For sophisticated investors, several strategic opportunities emerge:

  1. Early-Stage AI Agent Projects: Look for teams combining deep AI expertise with blockchain understanding. The success of evmbench will likely spawn a new category of purpose-built AI agents for blockchain environments.

  2. Benchmark-as-a-Service: The benchmarking trend will expand beyond OpenAI’s initiative, creating opportunities for specialized firms providing evaluation services for AI blockchain capabilities.

  3. Cross-Protocol Innovation: Projects enabling AI agents to interact across multiple blockchain protocols will gain strategic importance as the ecosystem becomes more fragmented.

  4. Decentralized AI Networks: The author’s insight about agents potentially becoming “independent individuals” suggests we’ll see the emergence of truly decentralized AI networks, where ownership and control are distributed rather than centralized.

Personal Reflection: The CryptoBench Precedent

The author’s mention of their earlier CryptoBench project adds an important historical context. CryptoBench was ahead of its time in recognizing the importance of evaluating AI capabilities specifically in crypto domains. The fact that some vulnerability references overlap with OpenAI’s latest benchmark validates the author’s prescience and suggests we’re entering an era where specialized AI evaluation will become increasingly important.

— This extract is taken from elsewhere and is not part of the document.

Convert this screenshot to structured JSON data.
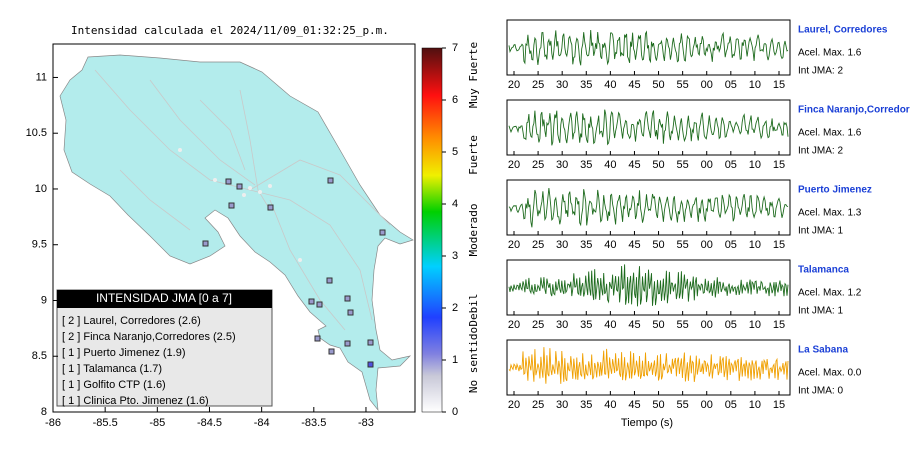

This convergence represents more than technical progress—it signals the beginning of a new economic paradigm where autonomous agents operate, transact, and coordinate on blockchain networks. For investors, understanding and positioning for this shift will be critical in capturing the next wave of value creation in the crypto ecosystem.

The question is no longer whether AI will interact with blockchains, but which projects will enable that interaction most effectively and securely. OpenAI’s evmbench has just made that question more urgent—and more opportunity-rich—than ever before.